All’ingresso della mostra tre pali in ferro zincato, sovraccarichi di indicazioni stradali in cartapesta, accolgono e disorientano il visitatore, lo invitano a seguire direzioni opposte per raggiungere la piena comprensione degli episodi di cronaca indicati sulle frecce direzionali. Dodici luoghi comuni che hanno segnato profondamente la storia del nostro Paese: la villa di Arcore, la vincita record a Peschici, la strage di Capaci, il mistero del DC9 nei cieli di Ustica, la notte drammatica a Vermicino, il terremoto dell’Irpinia, il Santo di Pietrelcina, il clan dei Casalesi, l’inchiesta sul termovalorizzatore di Acerra, i capimafia Corleonesi, lo scandalo del Pio Albergo Trivulzio, i fatti del G8 di Genova e la scuola Diaz. I sogni degli italiani (potere, denaro e popolarità) si incrociano con le stragi di Stato, la corruzione politica si intreccia con la violenza di mafia, i drammi sociali si incontrano con la fede. È una scultura da leggere, una mappa geografica mentale da esplorare, come l’omonimo libro di Pino Corrias: Perino & Vele vogliono che lo spettatore si soffermi a osservare l’opera per decifrarne il messaggio. Scritte parzialmente leggibili inneggiano con slogan a vicende dell’immaginario collettivo; grandi “X” nere segnalano il pericolo di “Irritante nocivo”, intimano l’“Alt!”. Meditate! Fogli di cartapesta gialla, simili a enormi post-it, si affastellano e si sovrappongono in un caotico impasto visivo che nell’esperienza urbana quotidiana ricorda la stratificazione selvaggia e abusiva delle affissioni pubbliche. Spiegano Perino & Vele: “Adottando la teoria che il manifesto sia spesso un elemento caratteristico del paese e della società che lo crea, partiamo proprio da quei manifesti di protesta popolare scritti a mano uno a uno, che violando ripetutamente e continuativamente le norme in materia di affissioni e pubblicità, soprattutto in campagna elettorale, finiscono per coprire cassonetti, saracinesche, segnaletiche stradali ed altro. Sviluppiamo questo strano modo di agire, un pensiero portato all’eccesso, quasi ingombrante e senza regole. Luoghi Comuni è un’installazione in cartapesta pastello e ferro zincato, segnata da percorsi obbligati dove la premessa informativa viene svolta da insegne stradali e da transenne che indicano e delimitano dei luoghi sulla mappa d’Italia e del mondo ormai parte del nostro immaginario collettivo.” Rispettare le regole è il primo passo verso una convivenza più civile senza sopraffazione né violenza.

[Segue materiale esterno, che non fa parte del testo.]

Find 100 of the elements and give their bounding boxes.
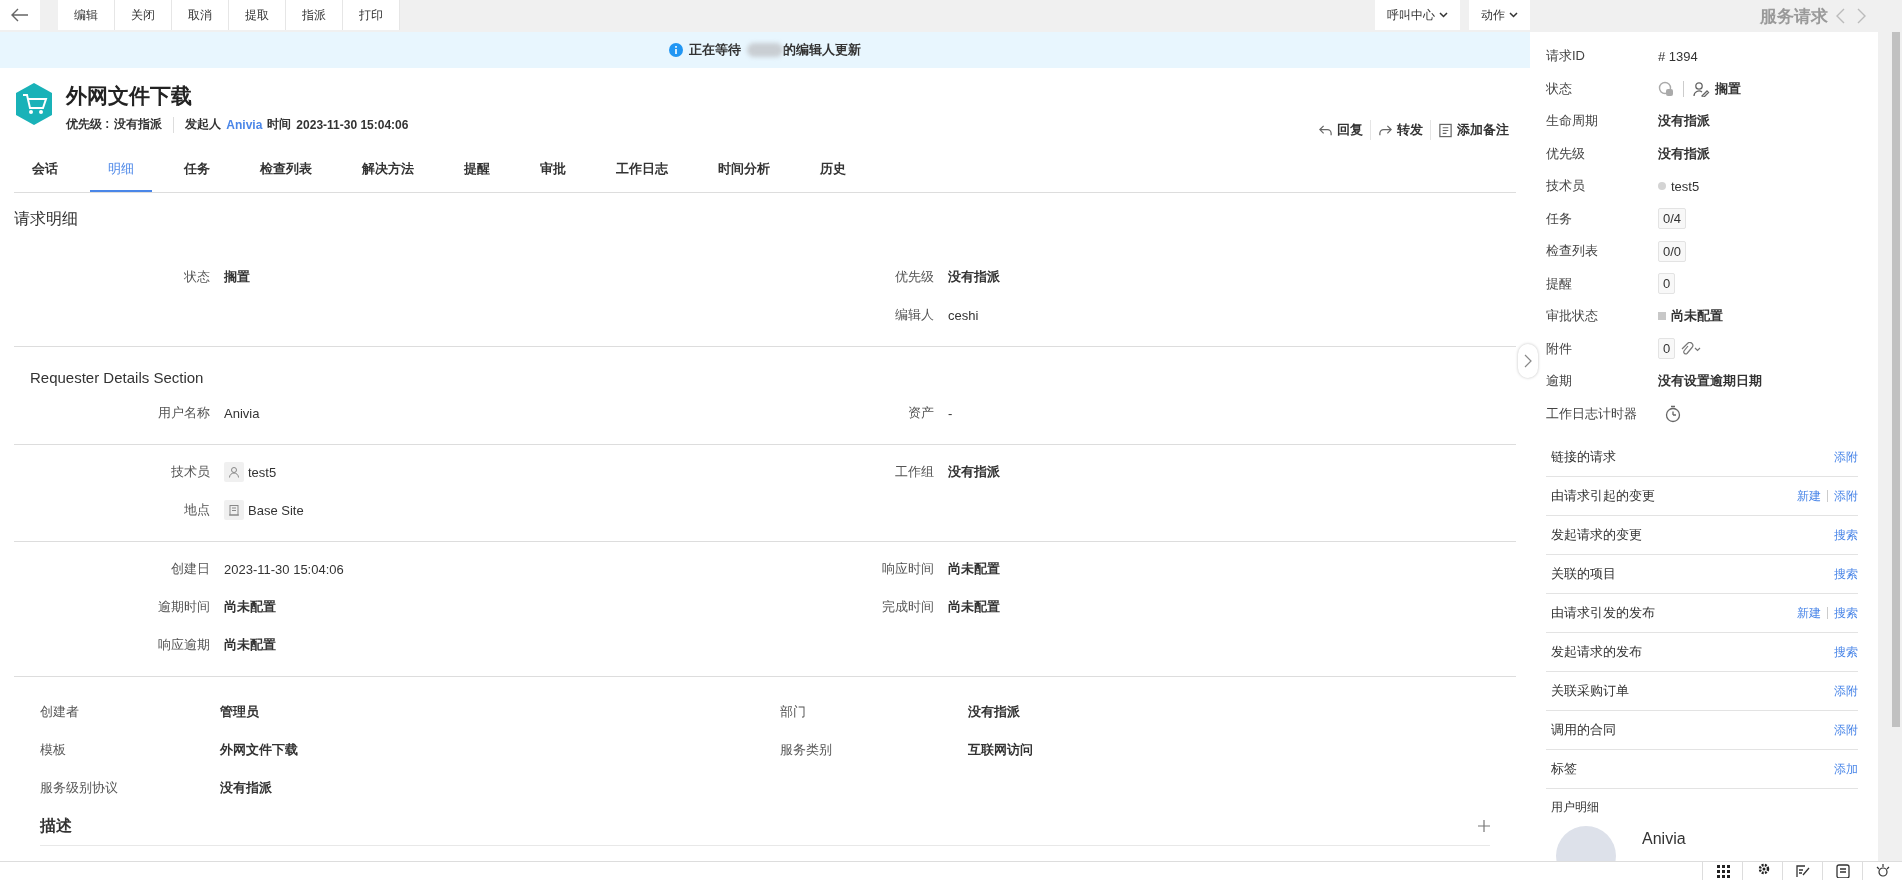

Il pensiero viene approfondito in Help?? (2011), l’altra scultura inedita che affianca Luoghi Comuni in questo spazio introduttivo al percorso espositivo. Il titolo è una richiesta d’aiuto, di collaborazione da parte di tutti, per contrastare la violenza della guerra. Una serie di transenne antipanico in ferro zincato, simili a quelle utilizzate per contenere la folla durante le manifestazioni, delimita uno spazio chiuso circolare nel quale è impossibile accedere. La funzione tecnica di queste transenne viene simbolicamente ribaltata: le persone non sono costrette “dentro” per essere facilmente controllate, ma sono costrette “fuori” per essere stimolate a esercitare il diritto di espressione e a elaborare un’opinione personale priva di condizionamenti. Lungo la barriera sono affisse mappe giganti del mondo sulle quali le regioni interessate da focolai di violenza e di terrore sono marchiate con il simbolo ricorrente di “Irritante nocivo”. A complicare la lettura del planisfero interviene ancora una volta l’azione, il blitz artistico, di Perino & Vele che, come in un puzzle geopolitico, sovrappongono i continenti con la pratica dell’affissione abusiva, spostano le nazioni per motivi ideologici, mimetizzano le regioni nella ridondanza delle coordinate cartesiane. Il messaggio è chiaro: non fatevi contagiare dallo stato infiammatorio del guerrafondaio. “Il modo migliore per difendersi da un nemico – scrisse Marco Aurelio (imperatore, 161-180 d.C.) – è di non comportarsi come lui.”3
La rappresentazione metaforica della condizione attuale della nazione, e di un mondo, che devono fare i conti con un sistema politico conflittuale e un tessuto sociale lacerato, si completa con il sarcastico Goodbye (2007), uno striscione di “Benvenuto in Italia” crivellato di colpi di arma da fuoco. L’augurio di un felice soggiorno nel Belpaese rivolto al turista straniero è contraddetto dall’avvertimento intimidatorio dei fori di proiettile. È un’installazione che strappa un sorriso amaro, come il farsesco Matamore de L’Illusion comique4 di Pierre Corneille.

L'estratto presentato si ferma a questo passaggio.